Updated: Nov 19, 2024


Home birth offers a solid start to secure attachment.


When your baby has minimal separation from you, in the first hours following birth, this protects and supports your baby’s full capacity to love and connect with others throughout life. This is easier to achieve at home. Home sweet home is more than an old adage. It is the recognition that we, as domestic beings, feel safe at home. This familiarity and its accompanying sense of safety is one of your greatest allies as you give birth to your child.

Birthing in an environment of familiar sights, sounds, and smells allows you to meet your baby in the space where you feel most at ease and leads to better birth outcomes.

When home birth is an option you can relax knowing that you are free to travel to the hospital or stay home for the delivery depending on what you want and how you feel in labor.

Safe home birth is fully prepared to be safe hospital birth if need be.

Your skilled midwife will help you to know if a hospital transfer is medically advised at any time during your process. Licensed midwives are trained to recognize and appropriately care for complications. Additionally, as an aspect of your prenatal care with. a midwife you can create a birth plan together for a smooth and gentle transition to the hospital if that need arises. These plans help to allay any fear of the unknown. As fear subsides, the safety and security of the possibility for physiologic birth increases.

  1. Studies have established the safety of home birth as highlighted below: Research released in 2014 by The Midwives Alliance of North America (MANA), found that among a sample of 17,000 planned home births between 2004-2009:

    • 89.1% of babies were born at home. 10.9% of women transferred to a hospital, either during labor or postpartum.
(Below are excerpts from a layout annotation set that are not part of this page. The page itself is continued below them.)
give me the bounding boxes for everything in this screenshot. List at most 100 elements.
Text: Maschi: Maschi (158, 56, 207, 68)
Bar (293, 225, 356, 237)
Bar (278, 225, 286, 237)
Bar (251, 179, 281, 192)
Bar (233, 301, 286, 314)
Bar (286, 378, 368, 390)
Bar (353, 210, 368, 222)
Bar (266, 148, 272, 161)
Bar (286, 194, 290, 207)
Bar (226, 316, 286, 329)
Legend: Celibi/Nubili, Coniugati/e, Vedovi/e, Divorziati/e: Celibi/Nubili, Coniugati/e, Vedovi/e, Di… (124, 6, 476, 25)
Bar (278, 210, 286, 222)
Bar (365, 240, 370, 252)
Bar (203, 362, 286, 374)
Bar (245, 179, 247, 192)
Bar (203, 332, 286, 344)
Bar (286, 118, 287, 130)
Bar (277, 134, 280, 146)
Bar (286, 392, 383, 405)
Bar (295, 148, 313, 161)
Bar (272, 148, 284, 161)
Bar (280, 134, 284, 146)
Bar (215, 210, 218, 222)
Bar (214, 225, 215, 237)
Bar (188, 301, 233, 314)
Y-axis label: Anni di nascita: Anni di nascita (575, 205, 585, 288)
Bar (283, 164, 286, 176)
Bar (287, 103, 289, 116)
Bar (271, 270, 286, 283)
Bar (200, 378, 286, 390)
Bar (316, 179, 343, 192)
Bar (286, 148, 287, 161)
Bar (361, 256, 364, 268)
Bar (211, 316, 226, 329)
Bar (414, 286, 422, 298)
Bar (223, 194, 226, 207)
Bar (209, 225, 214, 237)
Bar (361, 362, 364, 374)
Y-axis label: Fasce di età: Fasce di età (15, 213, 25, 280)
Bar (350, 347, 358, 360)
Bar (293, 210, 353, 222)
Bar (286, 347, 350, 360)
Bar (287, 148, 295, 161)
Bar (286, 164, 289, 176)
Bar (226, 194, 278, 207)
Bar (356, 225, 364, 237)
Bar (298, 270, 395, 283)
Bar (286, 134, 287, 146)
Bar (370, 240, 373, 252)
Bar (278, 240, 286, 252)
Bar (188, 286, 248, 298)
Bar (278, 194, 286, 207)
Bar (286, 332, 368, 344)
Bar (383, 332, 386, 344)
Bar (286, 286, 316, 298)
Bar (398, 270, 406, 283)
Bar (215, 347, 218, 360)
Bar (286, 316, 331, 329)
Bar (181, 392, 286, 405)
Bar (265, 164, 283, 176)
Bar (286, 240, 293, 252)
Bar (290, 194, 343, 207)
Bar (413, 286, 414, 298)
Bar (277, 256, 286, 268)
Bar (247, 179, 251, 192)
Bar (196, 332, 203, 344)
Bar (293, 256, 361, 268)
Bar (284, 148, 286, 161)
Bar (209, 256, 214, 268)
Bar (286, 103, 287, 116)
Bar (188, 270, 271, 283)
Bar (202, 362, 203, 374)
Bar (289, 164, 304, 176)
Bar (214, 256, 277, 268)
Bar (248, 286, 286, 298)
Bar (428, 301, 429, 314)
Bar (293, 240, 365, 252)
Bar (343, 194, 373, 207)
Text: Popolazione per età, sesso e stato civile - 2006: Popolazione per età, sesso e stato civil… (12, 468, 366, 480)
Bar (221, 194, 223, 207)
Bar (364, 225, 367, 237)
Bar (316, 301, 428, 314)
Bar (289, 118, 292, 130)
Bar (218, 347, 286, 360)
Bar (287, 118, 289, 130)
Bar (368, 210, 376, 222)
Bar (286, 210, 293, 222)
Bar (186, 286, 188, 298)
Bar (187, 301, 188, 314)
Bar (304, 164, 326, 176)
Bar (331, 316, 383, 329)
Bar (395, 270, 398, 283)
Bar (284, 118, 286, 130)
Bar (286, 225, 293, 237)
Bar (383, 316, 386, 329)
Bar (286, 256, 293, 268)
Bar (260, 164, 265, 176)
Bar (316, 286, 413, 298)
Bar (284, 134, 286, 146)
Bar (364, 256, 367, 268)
    • Of those women who transferred to the hospital, 53.2% still had vaginal births. The overall cesarean section rate for this sample was 5.2%, compared to 31% nationally.

    • By far, the most common reason for transfer to the hospital was “failure to progress.” Only a very small proportion of the transfers occurred for urgent reasons, such as fetal distress.

    • 87.0% of women attempting a VBAC were successful in giving birth vaginally. Of those, 94% were completed at home.

    • Under 5% of women in the sample required the use of oxytocin augmentation or epidural anesthesia. This is notably lower than rates reported more broadly in the United States (26% for oxytocin augmentation and 67% for epidural)

    • 97.7% of babies were breastfeeding (at least partially), and 86.0% were breastfeeding exclusively at 6 weeks postpartum. This is an extraordinarily high rate of breastfeeding initiation and continuation, and it is a very important finding to consider in the overall evaluation of the risks and benefits of home birth. Not being breastfed is associated with considerable health consequences to newborns (Stuebe, 2009). These data suggest that home birth is associated with the extremely significant protective factor of maintained breastfeeding.

    • Only 1% of babies required transfer to the hospital after birth, most for non-urgent conditions.


    • There are so many reasons that people choose home birth. These are just a few to get you started thinking.